Pearson’s development of the Tablets series gave way to an extensive exploration of the formal possibilities of hydrocal, a gypsum cement, which continues to today. To create the Etched Plasters—the second of his hydrocal series—Pearson pours the material, mixed with colored pigment, into a frame and then uses a carbide knife and custom-made wood guides to make incisions into the surface. The finished pieces are distinguished by the intricate interplay of line and density, as the subtle and precise cuts stand in dynamic contrast to the solidity of the hyrocal. Here, Pearson’s work on the surface replicates the expression of paint on canvas or pencil on paper, while the material itself provides the dimensionality of sculpture—fusing the two media into a new kind of object. The incisions, which actively read as line drawings, are executed in rich, arabesque-ing patterns that evoke vibrant energy and fluid movement. As the mica-based pigments in the hydrocal catch the light, this sensation is heightened, and the lines take on the quality of rays of light or wisps of sand flowing through one’s fingers.
With his Embedments series, Pearson more fully embraces the language of free-form gesture, most often associated with painting. In this most recent series, Pearson pours the differently colored hydrocal in layers, into a mold backed by a stretched canvas. In instances, Pearson shifts the mold, while in others he allows the cement to settle organically. This action results in the creation of rich color fields that weave together to suggest abstract landscapes. In this way, the painterly gesture is inextricably tied to the physicality of the work itself, which is also emphasized by the textural impressions and traces of fiber filament left on the surface from the stretched canvas that is removed upon the material’s hardening.
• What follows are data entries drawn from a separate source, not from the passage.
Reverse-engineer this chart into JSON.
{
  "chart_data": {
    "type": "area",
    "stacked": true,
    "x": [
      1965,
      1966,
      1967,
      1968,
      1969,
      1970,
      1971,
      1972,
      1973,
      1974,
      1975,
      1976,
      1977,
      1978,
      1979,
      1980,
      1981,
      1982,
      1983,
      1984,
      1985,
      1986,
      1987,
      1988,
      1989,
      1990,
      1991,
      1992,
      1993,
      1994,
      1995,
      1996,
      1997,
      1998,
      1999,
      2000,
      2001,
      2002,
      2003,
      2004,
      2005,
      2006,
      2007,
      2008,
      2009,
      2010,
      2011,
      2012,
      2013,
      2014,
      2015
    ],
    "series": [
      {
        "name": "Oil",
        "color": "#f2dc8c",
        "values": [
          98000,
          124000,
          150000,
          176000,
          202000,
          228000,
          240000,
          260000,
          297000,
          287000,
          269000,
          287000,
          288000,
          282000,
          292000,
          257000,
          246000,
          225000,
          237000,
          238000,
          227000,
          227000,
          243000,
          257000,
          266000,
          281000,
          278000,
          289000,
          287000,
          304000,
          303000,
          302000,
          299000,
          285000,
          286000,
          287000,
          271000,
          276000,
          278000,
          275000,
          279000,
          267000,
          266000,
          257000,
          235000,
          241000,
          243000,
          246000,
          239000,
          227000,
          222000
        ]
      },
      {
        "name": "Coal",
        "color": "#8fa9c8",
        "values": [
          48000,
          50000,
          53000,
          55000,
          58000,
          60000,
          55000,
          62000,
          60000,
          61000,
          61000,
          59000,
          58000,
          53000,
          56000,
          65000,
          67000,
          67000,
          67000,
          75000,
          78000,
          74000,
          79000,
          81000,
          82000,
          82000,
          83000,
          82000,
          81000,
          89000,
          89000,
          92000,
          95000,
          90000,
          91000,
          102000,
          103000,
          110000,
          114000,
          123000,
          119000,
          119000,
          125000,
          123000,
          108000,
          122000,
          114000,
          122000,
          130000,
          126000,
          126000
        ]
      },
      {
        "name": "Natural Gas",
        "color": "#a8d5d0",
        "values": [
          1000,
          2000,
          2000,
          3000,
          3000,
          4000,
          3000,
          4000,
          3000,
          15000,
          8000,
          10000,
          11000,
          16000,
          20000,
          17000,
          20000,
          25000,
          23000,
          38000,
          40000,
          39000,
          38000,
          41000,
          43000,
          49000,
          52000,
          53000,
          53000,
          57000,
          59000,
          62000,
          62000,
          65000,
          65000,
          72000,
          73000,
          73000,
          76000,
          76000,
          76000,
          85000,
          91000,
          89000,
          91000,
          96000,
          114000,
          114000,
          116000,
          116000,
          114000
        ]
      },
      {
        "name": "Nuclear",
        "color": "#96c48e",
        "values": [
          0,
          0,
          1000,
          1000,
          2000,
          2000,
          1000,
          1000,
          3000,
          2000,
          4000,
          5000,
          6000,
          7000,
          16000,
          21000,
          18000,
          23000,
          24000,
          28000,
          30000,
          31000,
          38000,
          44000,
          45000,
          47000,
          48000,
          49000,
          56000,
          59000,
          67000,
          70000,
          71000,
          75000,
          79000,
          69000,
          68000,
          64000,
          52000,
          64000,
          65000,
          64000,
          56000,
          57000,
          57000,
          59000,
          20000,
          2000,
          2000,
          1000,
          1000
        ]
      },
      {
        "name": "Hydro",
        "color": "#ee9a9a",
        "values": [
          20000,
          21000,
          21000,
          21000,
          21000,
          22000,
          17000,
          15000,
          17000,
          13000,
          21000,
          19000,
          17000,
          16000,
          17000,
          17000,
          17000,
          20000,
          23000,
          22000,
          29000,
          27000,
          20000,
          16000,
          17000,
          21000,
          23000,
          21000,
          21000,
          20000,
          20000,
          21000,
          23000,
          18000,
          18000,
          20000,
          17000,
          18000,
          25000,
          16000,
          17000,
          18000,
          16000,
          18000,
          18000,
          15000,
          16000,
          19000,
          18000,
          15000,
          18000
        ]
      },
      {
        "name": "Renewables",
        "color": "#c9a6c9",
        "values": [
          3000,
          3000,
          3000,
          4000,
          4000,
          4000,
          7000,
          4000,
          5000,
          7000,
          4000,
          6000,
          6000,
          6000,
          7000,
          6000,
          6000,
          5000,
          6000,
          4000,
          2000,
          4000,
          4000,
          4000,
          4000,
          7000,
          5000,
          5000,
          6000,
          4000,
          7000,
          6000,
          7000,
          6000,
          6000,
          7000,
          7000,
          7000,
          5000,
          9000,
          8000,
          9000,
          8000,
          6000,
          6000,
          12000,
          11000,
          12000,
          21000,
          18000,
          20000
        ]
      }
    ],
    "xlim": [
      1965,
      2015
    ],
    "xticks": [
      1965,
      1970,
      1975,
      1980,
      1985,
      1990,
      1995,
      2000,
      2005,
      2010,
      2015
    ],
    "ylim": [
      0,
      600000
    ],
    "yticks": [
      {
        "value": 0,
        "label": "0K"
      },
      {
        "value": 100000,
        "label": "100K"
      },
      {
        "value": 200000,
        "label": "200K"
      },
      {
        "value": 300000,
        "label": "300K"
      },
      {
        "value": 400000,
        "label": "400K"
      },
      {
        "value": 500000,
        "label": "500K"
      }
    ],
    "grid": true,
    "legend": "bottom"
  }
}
These actions shift Pearson’s work more directly into the space between object and image, with the formal qualities of painting and sculpture coalescing into a new whole. At the same time, these newest works retain their sense of light, as they allude to the setting sun and the desert and ocean views of California.
Anthony Pearson (b. 1969, Los Angeles) is well-known for his highly formalized and sensitive use of both process and materials. By experimenting with the formal limits of photography, where his practice originated, he found a visual vocabulary rooted in abstraction that explores the balances between positive and negative, lightness and darkness. He continues to investigate these dichotomies across a range of media. Pearson has been the subject of solo exhibitions at Marianne Boesky Gallery, New York, NY (2018), David Kordansky Gallery, Los Angeles, CA (2017), the Contemporary Art Museum, St. Louis, MO (2012), and Midway Contemporary Art, Minneapolis, MN (2008), among numerous others. Group exhibitions include Tantric drawings: sites of transformation, Drawing Room, London, UK, and Peninsula Arts, Plymouth University, Plymouth, UK (2016-17); L.A. Exuberance: New Gifts by Artists, Los Angeles County Museum of Art, Los Angeles, CA (2016-17); The Sun Placed in the Abyss, Columbus Museum of Art, Columbus, OH (2016); Variations: Conversations in and Around Abstract Paintings, Los Angeles County Museum of Art, Los Angeles, CA (2014); second nature: abstract photography then and now, deCordova Sculpture Park and Museum, Lincoln, MA (2012); and The Anxiety of Photography, Aspen Art Museum, Aspen, CO, and Arthouse at the Jones Center, Austin, TX (2011). Pearson lives and works in Los Angeles.